Stat-sheet stuffing carries with it a negative connotation sometimes, often times associated with chasing stats that are undeserved to increase player value. It’s one of the inherent issues with basketball, something that was highlighted almost four years ago by writer Michael Lewis. The main point of his article was this: basketball is the one sport where statistics are the most selfish and players have the most incentive to be selfish in those pursuit in statistics. The analogy is that in a sport like baseball that there is no selfish way to score a run, but a point-guard on a clean fast-break could pass up an easy shot in order to dish it to a teammate for a harder basket and a chance at an assist. This is the basic case of stat-sheet stuffing, creating questionable box-score numbers in order to increase the player’s value.
The current question is whether or not Rajon Rondo is currently participating in this as he chases a record for most consecutive games with double-digit assists. Last night against the Detroit Pistons, Rondo entered the fourth quarter with only six assists. In addition, the Boston Celtics were getting blown out by the Pistons and were outside the realm of a comeback. Instead of resting Rajon Rondo and getting ready for another day to fight, the Celtics pushed for 10 Rondo assists.
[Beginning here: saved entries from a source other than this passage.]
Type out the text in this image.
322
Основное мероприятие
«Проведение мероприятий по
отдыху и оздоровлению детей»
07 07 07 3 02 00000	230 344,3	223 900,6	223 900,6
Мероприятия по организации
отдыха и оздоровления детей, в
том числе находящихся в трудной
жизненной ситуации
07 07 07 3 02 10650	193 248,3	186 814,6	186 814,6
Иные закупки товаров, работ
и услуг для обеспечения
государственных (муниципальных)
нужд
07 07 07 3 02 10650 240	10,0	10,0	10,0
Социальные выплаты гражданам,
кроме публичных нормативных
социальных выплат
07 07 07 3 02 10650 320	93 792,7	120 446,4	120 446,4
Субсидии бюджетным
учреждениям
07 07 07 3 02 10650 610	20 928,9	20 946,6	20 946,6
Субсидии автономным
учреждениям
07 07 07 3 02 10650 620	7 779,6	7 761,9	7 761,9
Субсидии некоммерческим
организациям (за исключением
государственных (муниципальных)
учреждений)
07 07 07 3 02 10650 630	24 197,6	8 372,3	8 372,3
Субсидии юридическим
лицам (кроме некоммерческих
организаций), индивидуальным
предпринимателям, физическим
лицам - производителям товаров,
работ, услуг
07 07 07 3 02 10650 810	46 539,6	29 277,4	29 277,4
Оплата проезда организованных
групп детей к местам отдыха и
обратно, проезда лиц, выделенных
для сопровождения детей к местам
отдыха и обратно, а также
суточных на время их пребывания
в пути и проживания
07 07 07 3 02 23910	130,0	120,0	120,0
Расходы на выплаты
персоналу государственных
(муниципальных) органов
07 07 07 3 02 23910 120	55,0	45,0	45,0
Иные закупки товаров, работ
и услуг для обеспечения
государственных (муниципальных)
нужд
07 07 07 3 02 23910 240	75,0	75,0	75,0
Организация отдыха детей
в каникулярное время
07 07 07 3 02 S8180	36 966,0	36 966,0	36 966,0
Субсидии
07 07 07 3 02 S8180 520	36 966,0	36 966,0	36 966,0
It almost didn’t work, but Jared Sulllinger hit a jumper in the final minute to secure it. This morning we are wondering whether there is any point to the stat-sheet stuffing that occurred last night with numerous analysts chastising the Celtics actions last night.
The issue with attacking it now is that it has been going on for years with Rondo and the Celtics. There have been numerous times over the years with Rondo where he would get an easy steal, dribble to the basket and wait for a teammate to come by to feed him for the easy dunk. Not only is he passing up an easy basket for a slightly less guaranteed one, but it is a simple case of stuffing the stat sheet. It really is the only selfish and selfless play at the same time, and basketball is unique for it. On one hand, he’s letting a teammate get into the action of the game and getting on the stat sheet, yet he also could just score his self. Basketball is the only sport where this happens, where trying to help the team can be gunning for themselves.
On last night, I would have let the streak end. There are more important things for the Celtics to accomplish then for Rondo to get a streak. Playing their key guys in a blow-out risked something such as injury when they could have just played the other day. Streaks like this mean nothing at the end of the day. They are cool, but winning is the most important thing.